Gloria Sánchez Soriano, head of legal department transformation at Banco Santander, says that when using technology to automate legal department processes, it is vital to consider the impact on the people affected

Change can be painful. However, the continual emergence of new technologies means that change is inevitable. Lawyers, like professionals in all sectors, are having to adapt to technological innovations that are completely changing the way they work. Banco Santander recognises that this can be an extremely disorientating experience and, as a result, it has assigned responsibility for helping its lawyers adapt to change to Gloria Sánchez Soriano. She is the head of legal department tranformation at Banco Santander and her task is ensuring that the bank’s legal department does not get left behind as the organisation evolves. Sánchez Soriano says it is crucial that organisations have someone who is dedicated to managing change in their legal departments. Her role is focused on helping facilitate change by promoting projects involving the implementation of new technology that helps to provide better services. She also helps the team with cultural change, in addition to helping to define the future of the legal department. Sánchez Soriano says that legal departments are commonly perceived as merely providing a support service and therefore the transformation of legal teams is not always high on the agenda of some organisations. “In addition, there are all the the ‘entry barriers’ surrounding the legal profession – we have our own jargon and codes, for example – and all this can scare third parties at first, and make it more complex for such third parties to modify the way we work,” she says. However, Sánchez Soriano insists: “We believe that you cannot transform your business and how you serve your customers if you do not innovate in relation to the way that your internal teams work and interact with each other.” She adds that this applies to all support functions. “Otherwise, we would end up with scenarios in which a support function that works very much like it did 50 years ago, would be providing services to businesses that are totally digital, which work according to different rhythms, and which require more collaborative working – as well as knowledge of new technologies and how these are changing the market.”
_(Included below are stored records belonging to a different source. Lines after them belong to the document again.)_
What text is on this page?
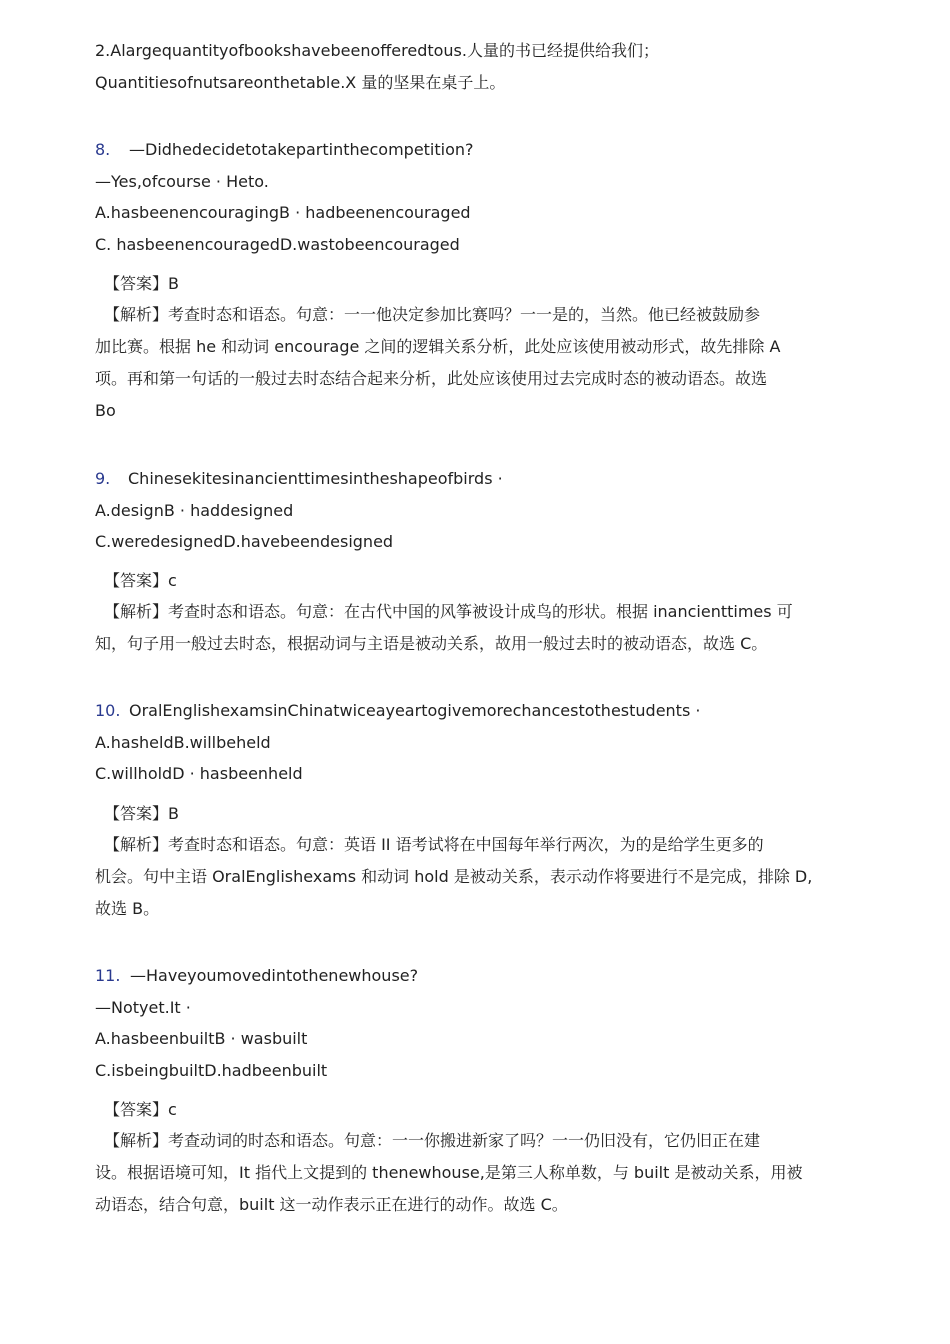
2.Alargequantityofbookshavebeenofferedtous.人量的书已经提供给我们；
Quantitiesofnutsareonthetable.X 量的坚果在桌子上。
8. —Didhedecidetotakepartinthecompetition?
—Yes,ofcourse · Heto.
A.hasbeenencouragingB · hadbeenencouraged
C. hasbeenencouragedD.wastobeencouraged
【答案】B
【解析】考查时态和语态。句意：一一他决定参加比赛吗？一一是的，当然。他已经被鼓励参
加比赛。根据 he 和动词 encourage 之间的逻辑关系分析，此处应该使用被动形式，故先排除 A
项。再和第一句话的一般过去时态结合起来分析，此处应该使用过去完成时态的被动语态。故选
Bo
9. Chinesekitesinancienttimesintheshapeofbirds ·
A.designB · haddesigned
C.weredesignedD.havebeendesigned
【答案】c
【解析】考查时态和语态。句意：在古代中国的风筝被设计成鸟的形状。根据 inancienttimes 可
知，句子用一般过去时态，根据动词与主语是被动关系，故用一般过去时的被动语态，故选 C。
10. OralEnglishexamsinChinatwiceayeartogivemorechancestothestudents ·
A.hasheldB.willbeheld
C.willholdD · hasbeenheld
【答案】B
【解析】考查时态和语态。句意：英语 II 语考试将在中国每年举行两次，为的是给学生更多的
机会。句中主语 OralEnglishexams 和动词 hold 是被动关系，表示动作将要进行不是完成，排除 D,
故选 B。
11. —Haveyoumovedintothenewhouse?
—Notyet.It ·
A.hasbeenbuiltB · wasbuilt
C.isbeingbuiltD.hadbeenbuilt
【答案】c
【解析】考查动词的时态和语态。句意：一一你搬进新家了吗？一一仍旧没有，它仍旧正在建
设。根据语境可知，It 指代上文提到的 thenewhouse,是第三人称单数，与 built 是被动关系，用被
动语态，结合句意，built 这一动作表示正在进行的动作。故选 C。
Santander has more than 1,700 lawyers in 22 countries – Sanchez Soriano works in the legal department in the bank’s Madrid headquarters, which has around 100 lawyers advising the corporate banking, private banking, wealth management, retail banking and new digital business teams. “We have areas of practice including corporate and M&A, litigation, cybersecurity and legal risk and industrial property, for example,” she says.
Sanchez Soriano, who has been in the role for just over a year-and-a-half, says that one of the biggest challenges she faces is cultural change. She says that any process involving the introduction of new ways of working, or new technologies needs to take into consideration all of the people affected. “This includes both the team members, who will have different reactions to the change, as well as the internal clients who receive our legal services,” Sánchez Soriano says. She adds it would be pointless to make a change to the way the legal department provides its services without considering the opinion of those to whom the service is provided. In addition, this process also involved introducing concepts like “user experience”. Sanchez Soriano says that, in order for it to be possible to undertake a process of transformation, it is essential to carry out training sessions and involve the teams in the change process and decision-making.